Lorsqu'il rejoignit ces gens, ceux-ci lui firent place et l'accueillirent avec cordialité. Sans prendre la peine de s'asseoir, il dit :

"Ne savez-vous pas qu'à Allah appartiennent des adorateurs que la crainte réduit au silence sans qu'ils soient pour autant muets ou incapables de parler de manière intelligible ?

Ce sont pourtant des savants d'une grande éloquence, loquaces et nobles qui connaissent les Jours de Dieu mais, quand ils se remémorent la Grandeur d’Allah, ils perdent la tête, leurs coeurs se brisent et leurs langues cessent de parler. Lorsqu'ils reprennent connaissance de leur état, ils, courent de vitesse vers Allah le Puissant, le Grand en s'acquittant d'œuvres empreintes de pureté." »


Dans une autre version, il est dit :

« Ils se comptent au nombre de gens infiniment petits et négligents alors qu'ils sont à la fois d'une fine intelligence et vigoureux. Ils se comptent au nombre de gens fautifs et injustes bien que l'honnêteté et l'innocence les caractérisent.

Pour certains même, beaucoup d'œuvres de piétée n'est jamais assez, et ils ne sont pas satisfaits de peu. Seule la publication de leurs œuvres les définit. Quand tu les rencontres, tu les vois préoccupés par leurs devoirs, compatissants, timides et craintifs. »

À la suite de quoi, Ibn ‘Abbas -qu’Allâh l’agrée- les quitta et retourna vers l'endroit où il se trouvait précédemment.


Le cheikh Abû Muhammad ‘Abd Allah, selon une chaîne remontant à ‘Ali Ibn Abî Tâlib -qu’Allâh l’agrée-, a dit :

« Instruisez-vous et ainsi vous acquerrez des connaissances. Mettez en pratique ce que vous apprenez et vous compterez alors au nombre des hommes de science. Après vous, il arrivera un temps où les neuf dixièmes de la vérité seront méconnus.

Ne sera sauvé que celui qui désavoue le mal, racine de tous les syndromes, ainsi que ses auteurs. Ceux-là sont les imams (guides) de la guidance et les luminaires de la science. Ils ne sont point de ceux qui, en entendant une chose de quelqu'un ou la voyant en lui, sont prompts à la colporter. »
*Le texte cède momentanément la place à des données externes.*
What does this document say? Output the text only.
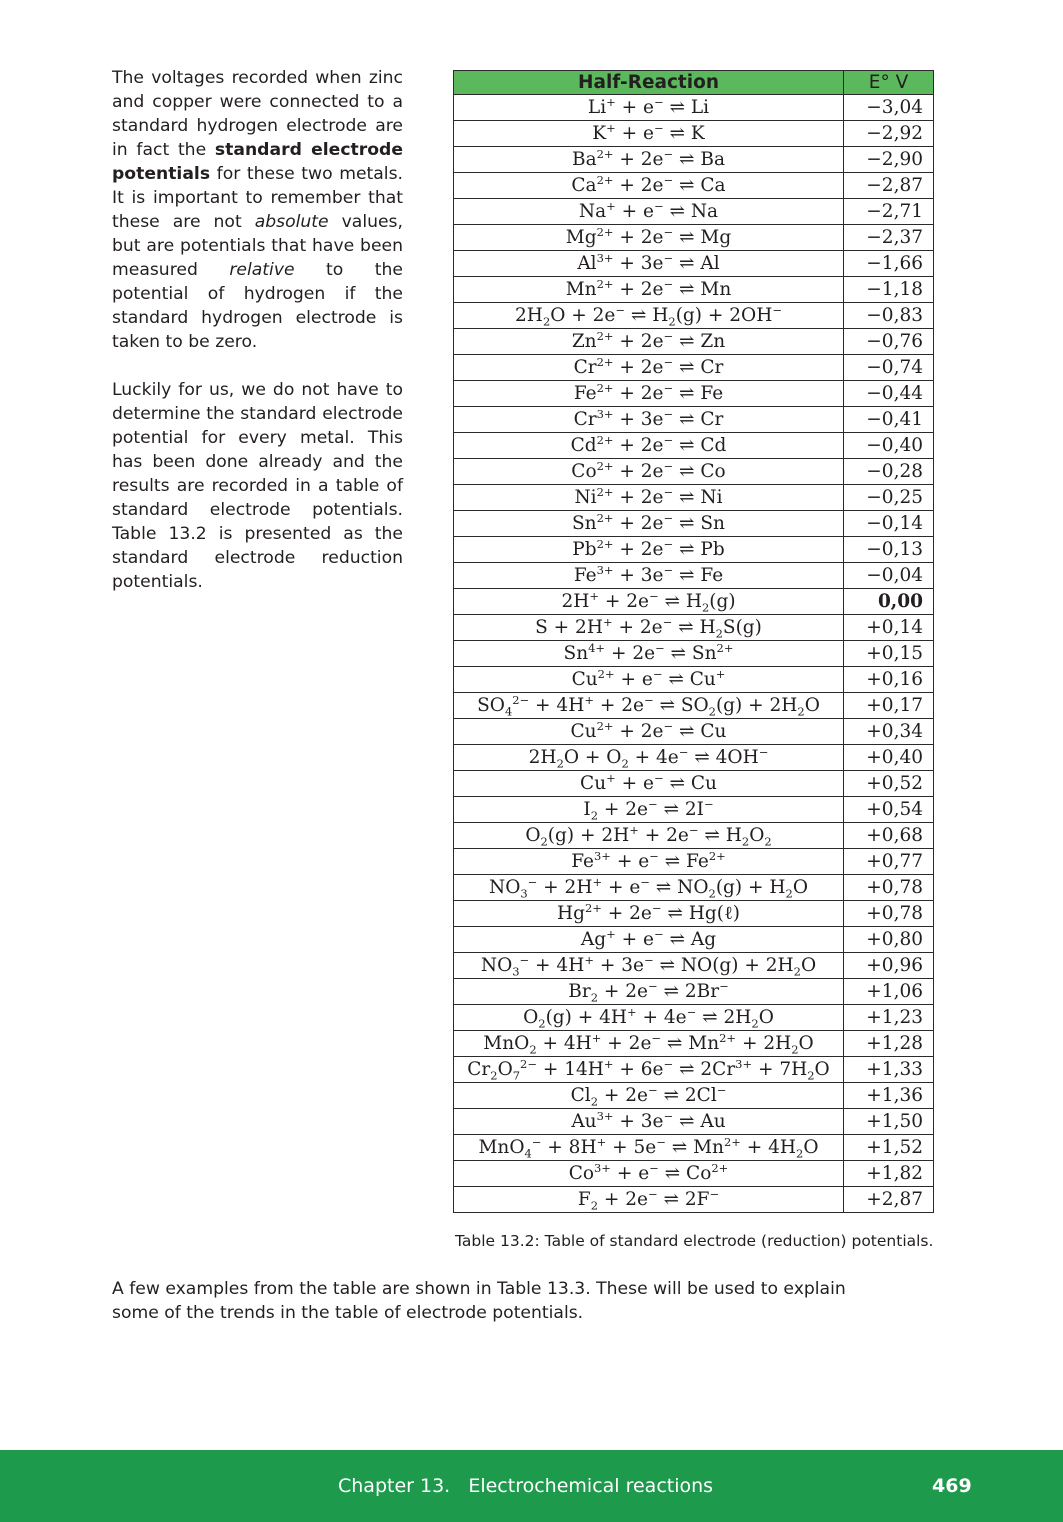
The voltages recorded when zinc and copper were connected to a standard hydrogen electrode are in fact the standard electrode potentials for these two metals. It is important to remember that these are not absolute values, but are potentials that have been measured relative to the potential of hydrogen if the standard hydrogen electrode is taken to be zero.

Luckily for us, we do not have to determine the standard electrode potential for every metal. This has been done already and the results are recorded in a table of standard electrode potentials. Table 13.2 is presented as the standard electrode reduction potentials.

Half-Reaction	E° V
Li+ + e− ⇌ Li	−3,04
K+ + e− ⇌ K	−2,92
$Ba^{2+} + 2e^-$ ⇌ Ba	−2,90
$Ca^{2+} + 2e^-$ ⇌ Ca	−2,87
Na+ + e− ⇌ Na	−2,71
$Mg^{2+} + 2e^-$ ⇌ Mg	−2,37
$Al^{3+} + 3e^-$ ⇌ Al	−1,66
$Mn^{2+} + 2e^-$ ⇌ Mn	−1,18
$2H_2O + 2e^-$ ⇌ $H_2(g) + 2OH^-$	−0,83
$Zn^{2+} + 2e^-$ ⇌ Zn	−0,76
$Cr^{2+} + 2e^-$ ⇌ Cr	−0,74
$Fe^{2+} + 2e^-$ ⇌ Fe	−0,44
$Cr^{3+} + 3e^-$ ⇌ Cr	−0,41
$Cd^{2+} + 2e^-$ ⇌ Cd	−0,40
$Co^{2+} + 2e^-$ ⇌ Co	−0,28
$Ni^{2+} + 2e^-$ ⇌ Ni	−0,25
$Sn^{2+} + 2e^-$ ⇌ Sn	−0,14
$Pb^{2+} + 2e^-$ ⇌ Pb	−0,13
$Fe^{3+} + 3e^-$ ⇌ Fe	−0,04
2H+ + 2e− ⇌ $H_2(g)$	0,00
S + 2H+ + 2e− ⇌ $H_2S(g)$	+0,14
$Sn^{4+} + 2e^-$ ⇌ $Sn^{2+}$	+0,15
$Cu^{2+} + e^-$ ⇌ Cu+	+0,16
$SO_4^{2-} + 4H^+ + 2e^-$ ⇌ $SO_2(g) + 2H_2O$	+0,17
$Cu^{2+} + 2e^-$ ⇌ Cu	+0,34
$2H_2O + O_2 + 4e^-$ ⇌ 4OH−	+0,40
Cu+ + e− ⇌ Cu	+0,52
$I_2 + 2e^-$ ⇌ 2I−	+0,54
$O_2(g) + 2H^+ + 2e^-$ ⇌ $H_2O_2$	+0,68
$Fe^{3+} + e^-$ ⇌ $Fe^{2+}$	+0,77
$NO_3^- + 2H^+ + e^-$ ⇌ $NO_2(g) + H_2O$	+0,78
$Hg^{2+} + 2e^-$ ⇌ Hg(ℓ)	+0,78
Ag+ + e− ⇌ Ag	+0,80
$NO_3^- + 4H^+ + 3e^-$ ⇌ $NO(g) + 2H_2O$	+0,96
$Br_2 + 2e^-$ ⇌ 2Br−	+1,06
$O_2(g) + 4H^+ + 4e^-$ ⇌ $2H_2O$	+1,23
MnO$_2$ + 4H+ + 2e− ⇌ $Mn^{2+} + 2H_2O$	+1,28
$Cr_2O_7^{2-} + 14H^+ + 6e^-$ ⇌ $2Cr^{3+} + 7H_2O$	+1,33
$Cl_2 + 2e^-$ ⇌ 2Cl−	+1,36
$Au^{3+} + 3e^-$ ⇌ Au	+1,50
MnO$_4$− + 8H+ + 5e− ⇌ $Mn^{2+} + 4H_2O$	+1,52
$Co^{3+} + e^-$ ⇌ $Co^{2+}$	+1,82
$F_2 + 2e^-$ ⇌ 2F−	+2,87
Table 13.2: Table of standard electrode (reduction) potentials.
A few examples from the table are shown in Table 13.3. These will be used to explain some of the trends in the table of electrode potentials.
Chapter 13.   Electrochemical reactions	469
Puis il -qu’Allâh l’agrée- dit :

« Le monde présent déménage en tournant le dos, tandis que la vie dernière approche. Chacun des deux possède sa progéniture. Soyez donc parmi la descendance de la vie dernière et ne soyez pas de celle du monde actuel. Certes, les ascètes en ce monde ont fait de son sol un tapis, de sa terre une literie et de son eau un délice.

Que celui qui aspire ardemment au Paradis se console des désirs de ce bas monde. Et que celui qui craint d'être terrassé par l'Enfer se détourne des interdits. C'est que les malheurs s'allègent pour celui qui fait preuve d'abstinence en ce monde.

À Allah appartiennent des adorateurs comme celui qui aperçoit les hôtes du Paradis y vivre éternellement et ceux de l'Enfer y être châtiés. Ils sont à l'abri de leurs méchancetés, leurs coeurs affligés, leurs âmes vertueuses et le poids de leurs oeuvres allégé. Ils ont fait preuve de patience un court moment, suivi d'un long repos.

La nuit, leurs larmes coulent sur leurs joues, invoquant leur Seigneur : "Notre Seigneur ! Notre Seigneur !" Ils demandent à être débarrassés de leurs jougs. Quant au jour, ce sont de sages savants ressemblant à des bourgeons de fleurs.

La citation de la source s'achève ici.